Journal

Can you change your sexual response?

Written by Emily Nagoski, Ph.D.

A useful way to think about the idea of sexual response is to break it into two concepts: arousal and arousability.

Arousability refers to your trait levels of SIS and SES (dual control model). Our best understanding at this point is that sexual arousability works along the lines of intelligence, height or any of the other plastic traits: you're born with a certain range of potential, and where you fall within that potential depends on life experience. It is "innate," along the lines of Jonathan Haidt's very useful definition: structured in advance of experience.1 That doesn't mean it's set in concrete at birth. It means that you're given a range of potential at birth and your experiences shape how that potential plays out.

In other words, your trait-level arousability is a result neither of nurture nor of nature, but of the interaction between the two.

Arousal, in contrast, is the product of the interaction between your arousability and the environment. And THAT is something you definitely CAN change deliberately.

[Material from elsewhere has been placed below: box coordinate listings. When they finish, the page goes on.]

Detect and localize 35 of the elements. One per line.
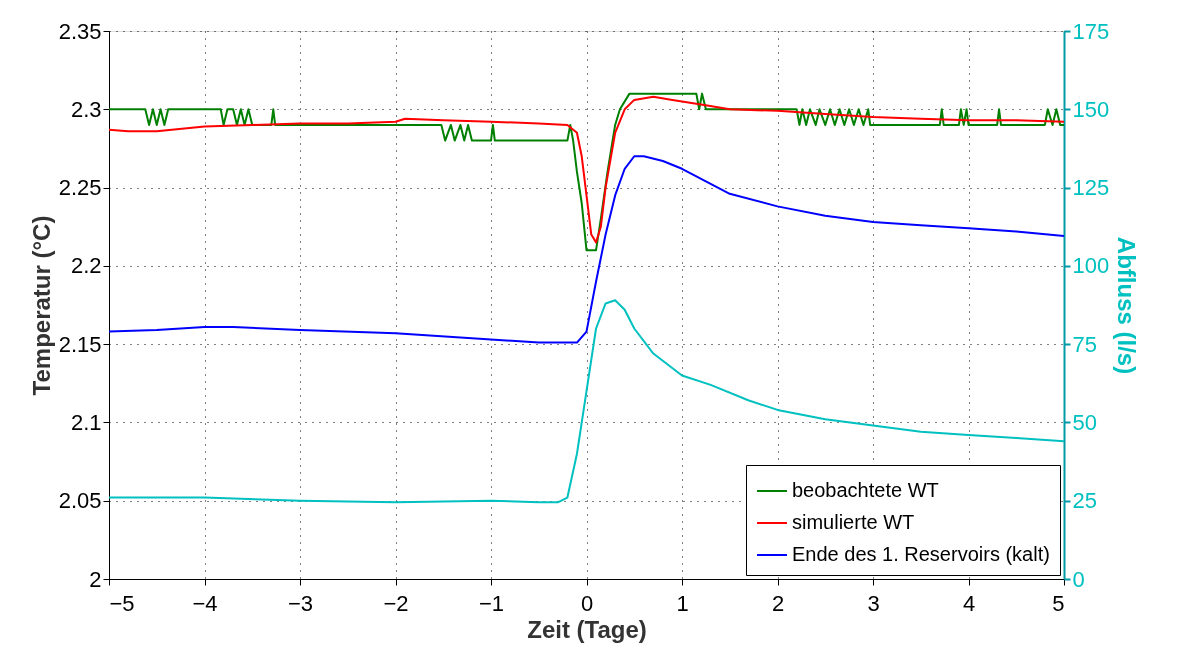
y2-tick-label: 0 xyxy=(1072,566,1085,592)
y2-tick-label: 125 xyxy=(1072,175,1110,201)
legend-label: beobachtete WT xyxy=(792,479,939,501)
x-tick-label: 5 xyxy=(1052,590,1065,616)
y-tick-label: 2.15 xyxy=(58,331,102,357)
line-series xyxy=(108,299,1065,504)
x-tick-label: 0 xyxy=(580,590,594,616)
x-tick-label: 4 xyxy=(962,590,976,616)
x-axis-title: Zeit (Tage) xyxy=(527,615,647,643)
y2-tick-label: 175 xyxy=(1072,18,1110,44)
y-tick-label: 2.35 xyxy=(58,18,102,44)
legend-label: simulierte WT xyxy=(792,511,915,533)
y-axis-title: Temperatur (°C) xyxy=(27,215,55,396)
y-tick-label: 2.1 xyxy=(70,409,102,435)
x-tick-label: −1 xyxy=(478,590,505,616)
legend-label: Ende des 1. Reservoirs (kalt) xyxy=(792,543,1050,565)
y-tick-label: 2.2 xyxy=(70,253,102,279)
y-tick-label: 2 xyxy=(89,566,102,592)
y-tick-label: 2.05 xyxy=(58,488,102,514)
y2-tick-label: 100 xyxy=(1072,253,1110,279)
y2-axis-title: Abfluss (l/s) xyxy=(1113,236,1141,375)
x-tick-label: −2 xyxy=(383,590,409,616)
x-tick-label: 3 xyxy=(867,590,880,616)
line-series xyxy=(108,155,1065,344)
y2-tick-label: 150 xyxy=(1072,96,1110,122)
x-tick-label: −4 xyxy=(192,590,218,616)
x-tick-label: −3 xyxy=(287,590,314,616)
x-tick-label: 1 xyxy=(676,590,689,616)
y-tick-label: 2.25 xyxy=(58,175,102,201)
x-tick-label: −5 xyxy=(109,590,135,616)
x-tick-label: 2 xyxy=(771,590,785,616)
y-tick-label: 2.3 xyxy=(70,96,102,122)
y2-tick-label: 50 xyxy=(1072,409,1097,435)
y2-tick-label: 25 xyxy=(1072,488,1097,514)
y2-tick-label: 75 xyxy=(1072,331,1097,357)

Because while our capacity to respond to sexually relevant stimuli is organized in advance of experience, what qualifies as "sexually relevant" is NOT. (There may be one or two minor exceptions, but for the purposes of this question we'll cheerfully ignore them.)

Imagine a little girl, maybe four or five years old, lying in her bed at nap time, masturbating as is her habit. And imagine that her adult caregiver walks in on her and feels surprised and then embarrassed and then ashamed, and the parent says to the little girl, "Don't do that! That's bad!"

That little girl's brain creates a little glitch, a little brakes response that is associated with whatever arousal she was experiencing at the moment she was interrupted.

Now accumulate time and repetition. Let the steady drip of life corrode a pathway into the brain. The message doesn't have to be perfectly consistent, some of the learning can be contradictory, as long as the message is consistent ENOUGH, it will build a pathway in the brain deeper than the alternative pathway. And 20 years later, that girl who grew up in a culture that taught her masturbation was bad and her body was not her own to do with as she pleased, now wonders why she feels guilty when she's aroused and it takes her an hour to have an orgasm.

The good news is that this learned association can be unlearned. And that is what we can change about our sexual response.

The best book that I know of is Julia Heiman's Becoming Orgasmic. It walks you through a series of exercises that help you recognize when negative thoughts or feelings emerge when you're experiencing arousal, and then help you let go of those negative thoughts or feelings when they emerge.

It takes time and patience and practice. If changing your sexual response is walking to the center of a maze, I've just described the general route. This is not the same as actually going through the maze. If going through it alone seems daunting, a sex therapist can walk through the maze with you.

It's absolutely possible. The glitches got planted because your brain was working APPROPRIATELY. You're not broken, you just grew up in a culture that built some stuff into your brain. And now that you're a grown up, you can choose whether to keep that stuff or try something different.

It takes time. Practice. Patience. But the same processes that built in the glitches can deconstruct the glitches and build a new and different response to sexual stimuli.

1. Jonathan Haidt. "The Righteous Mind: Why Good People Are Divided by Politics and Religion,"  (2012).